WKLQ
- Holland, Michigan; United States;
- Broadcast area: Grand Rapids, Michigan
- Frequency: 94.5 MHz
- Branding: The Q 94.5

Programming
- Format: Adult album alternative

Ownership
- Owner: Cumulus Media; (Radio License Holding CBC, LLC);
- Sister stations: WTNR; WHTS; WJRW; WLAV-FM;

History
- First air date: 1961 (as WJBL-FM)
- Former call signs: WFMK (1960); WJBL-FM (1960–1984); WKLQ (1984–2004); WTNR (2004–2019);

Technical information
- Licensing authority: FCC
- Facility ID: 41678
- Class: B
- ERP: 50,000 watts
- HAAT: 152 meters (499 ft)

Links
- Public license information: Public file; LMS;
- Webcast: Listen live
- Website: thisisqmusic.com

= WKLQ (FM) =

WKLQ (94.5 MHz, "The Q 94.5") is an FM radio station licensed to Holland, Michigan. Owned by Cumulus Media, the station broadcasts an adult album alternative format serving the Grand Rapids market.

==History==
The WKLQ call sign was first associated with 94.5 FM, launching at 1:14 a.m. on March 1, 1984, with a Top 40/CHR format and went under the branding "KLQ". The station would eventually become the dominant CHR station throughout much of the 1980s, despite facing competition against WGRD. In 1990, KLQ dropped its CHR format and flipped to an active rock format, leaving WGRD the only CHR station remaining for a time. In 1996, the station added Howard Stern to the morning lineup. By 1999, the station had tweaked into alternative and became known as The Rock@94.5 KLQ. After a few years of struggling with the rock format, the station flipped to WTNR and country on October 11, 2004, as 94.5 The New Thunder Country, later branded as Thunder 94-5.

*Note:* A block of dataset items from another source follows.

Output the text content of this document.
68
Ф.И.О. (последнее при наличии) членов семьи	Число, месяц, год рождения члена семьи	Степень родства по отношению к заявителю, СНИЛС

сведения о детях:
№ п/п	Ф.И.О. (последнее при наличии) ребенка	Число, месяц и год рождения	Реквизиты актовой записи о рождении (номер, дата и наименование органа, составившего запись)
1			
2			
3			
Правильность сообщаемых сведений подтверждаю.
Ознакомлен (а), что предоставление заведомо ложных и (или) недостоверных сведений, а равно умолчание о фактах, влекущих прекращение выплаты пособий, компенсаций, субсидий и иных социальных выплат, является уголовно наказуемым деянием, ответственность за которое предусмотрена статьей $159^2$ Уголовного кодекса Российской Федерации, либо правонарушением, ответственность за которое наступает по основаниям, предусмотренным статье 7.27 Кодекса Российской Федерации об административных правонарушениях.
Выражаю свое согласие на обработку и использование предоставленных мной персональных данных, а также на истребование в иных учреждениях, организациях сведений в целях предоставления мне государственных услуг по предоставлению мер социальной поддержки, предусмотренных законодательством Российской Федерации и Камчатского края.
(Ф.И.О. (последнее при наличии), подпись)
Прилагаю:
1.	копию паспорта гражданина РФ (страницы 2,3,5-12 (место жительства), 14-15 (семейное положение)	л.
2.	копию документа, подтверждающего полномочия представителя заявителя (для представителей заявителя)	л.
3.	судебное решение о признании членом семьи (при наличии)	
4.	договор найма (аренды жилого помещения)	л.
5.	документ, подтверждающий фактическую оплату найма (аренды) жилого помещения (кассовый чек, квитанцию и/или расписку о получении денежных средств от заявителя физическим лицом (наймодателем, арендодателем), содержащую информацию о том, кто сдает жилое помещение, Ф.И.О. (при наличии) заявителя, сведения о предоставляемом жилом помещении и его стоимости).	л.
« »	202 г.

On October 27, 2011, WTNR completely revamped the station's playlist by adding gold tracks not previously played on the station. These included songs by artists from the 1990s and early 2000s like Garth Brooks, Shania Twain, Brooks & Dunn, Alan Jackson among others.

On February 3, 2014, the station rebranded under Cumulus Media's Nash FM brand.

On January 4, 2019, WTNR returned to the Thunder branding, and added a simulcast on 107.3 WBBL-FM to replace its sports talk format, with both stations branding as Thunder 94.5 & 107.3.

The simulcast would be short-lived; on January 19, 2019, WTNR dropped Thunder and flipped to adult album alternative as The Q 94.5. The WKLQ calls (warehoused by a co-owned AM talk radio operation in Whitehall, Michigan) were reinstated on February 6, 2019, to match the new branding.